她走了,69岁。有人说,一个时代的美,也跟着落幕了。1980年,没有滤镜磨皮,电影《燕归来》直接把镜头怼到高英脸上。两条麻花辫,一笑起来,眼睛亮得像刚洗过的黑葡萄,那股子天然劲儿,是骨子里的。

高英这一辈子,跟“争”这个字几乎不沾边。她出生在上世纪五十年代的上海,从小喜欢跳舞,家里没人搞文艺,父亲是工厂的技术员,母亲在街道办上班,普普通通的双职工家庭。她十来岁考进上海舞蹈学校,练功练到脚趾甲盖脱落都不吭声,老师觉得这姑娘身上有股少见的静气,往那儿一站,不抢眼,但你挪不开眼。后来她进了上影厂,演《燕归来》的时候其实不算新人了,之前在《她俩和他俩》里演过配角,导演桑弧就是看中了她身上那种“不演戏”的劲儿——别人都在使劲演,她反而往回撤了一步,把空间留给了角色本身。

《燕归来》上映之后,观众来信像雪片一样飞到上影厂,好多人信里写的不是“你演得真好”,是“你就是路燕”。演到这种程度,搁现在早就全网爆了,但那会儿没有热搜没有综艺,一个演员演完一个角色,下一部戏还得老老实实去试镜。高英又接了几部戏,《等到满山红叶时》里的杨英让她再次被观众记住。她在戏里是个沉默寡言的航标工,整部片子台词加起来可能还没配角多,全靠眼神和肢体把人物立住了。圈里有人评价她,说高英的表演是“减法表演”,别人往角色身上加东西,她往角色身上减东西,减到最后剩下来的那个核,就是人物的魂。

八十年代后期,国内影视行业大洗牌,商业片开始冒头,很多同龄女演员急着转型、忙着找资源,高英反而慢下来了。
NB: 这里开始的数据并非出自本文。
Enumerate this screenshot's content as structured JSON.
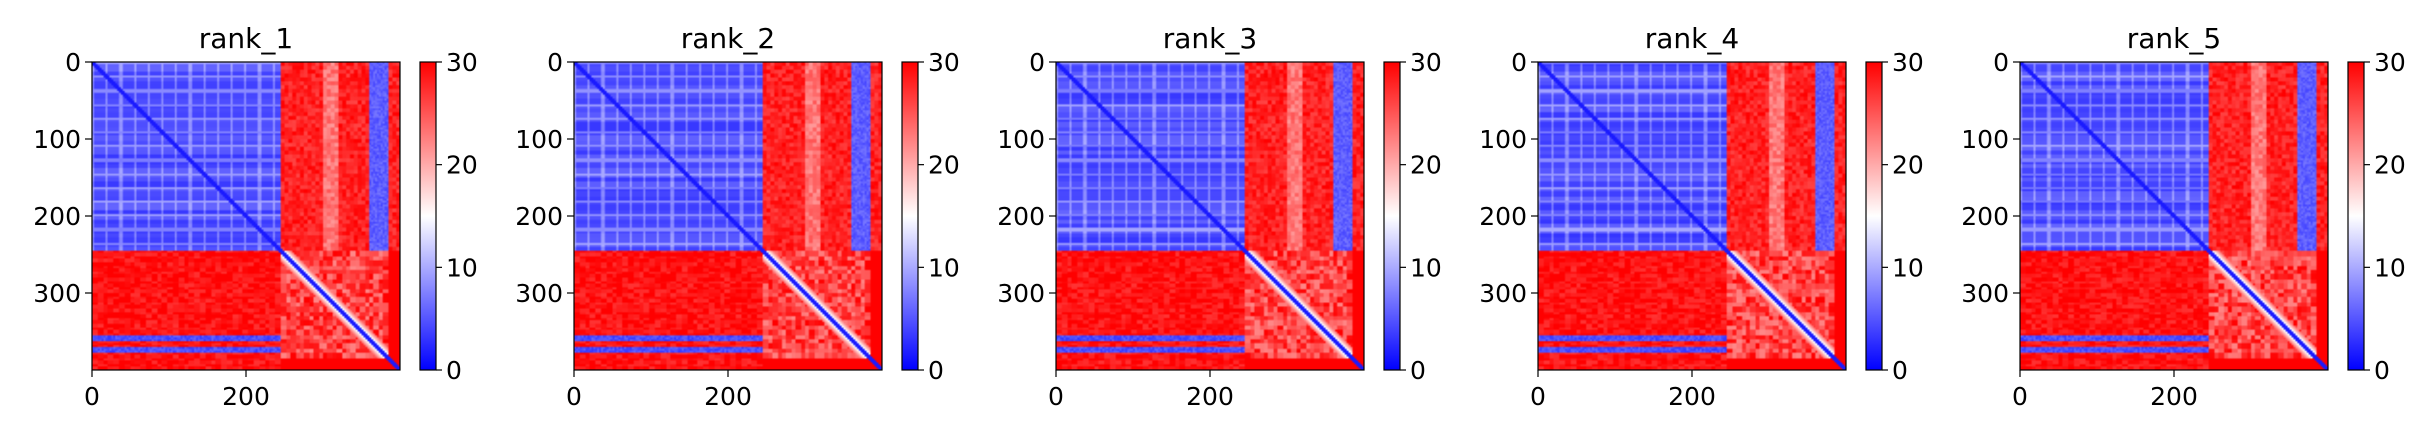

她说过一句特别实在的话:我不是那种什么都能演的人,我得找到我能演的人。找不着的时候,她就回话剧院演舞台剧,或者干脆在家待着看书养花。有同行替她可惜,说你再不争就被人忘了,她笑笑不接话。她丈夫是圈外人,两人感情一直很好,没有孩子,家里养了两只猫,晚年出门买菜都是手牵手。这种日子放在别处可能显得平淡,但高英偏偏过得津津有味。

再后来关于她的消息越来越少,偶尔有影迷在上海街头偶遇她,说老太太穿着一件旧棉布裙子,素面朝天,礼貌地跟你点点头,不多话,但你能感觉到她身上那种没有被岁月磨掉的体面。她晚年在接受报纸访问时谈到表演,说演员演到最后演的是自己的见识和品德。这话搁今天这个流量时代听上去有点迂腐,但她说出来你没法不信——她真的一辈子都在践行这句话,不炒作、不上综艺刷脸、不拿私生活换版面。她把自己活成了一个标本,证明演员这条路,不一定非得靠刷存在感才能走下去。

一个时代的美落幕了,这话不夸张。高英的美不是那种让你惊艳的美,是让你安心的美。是两根麻花辫子随便一扎、不施粉黛也敢直面特写镜头的坦荡。这种坦荡,比任何医美和滤镜都昂贵,且不可复制。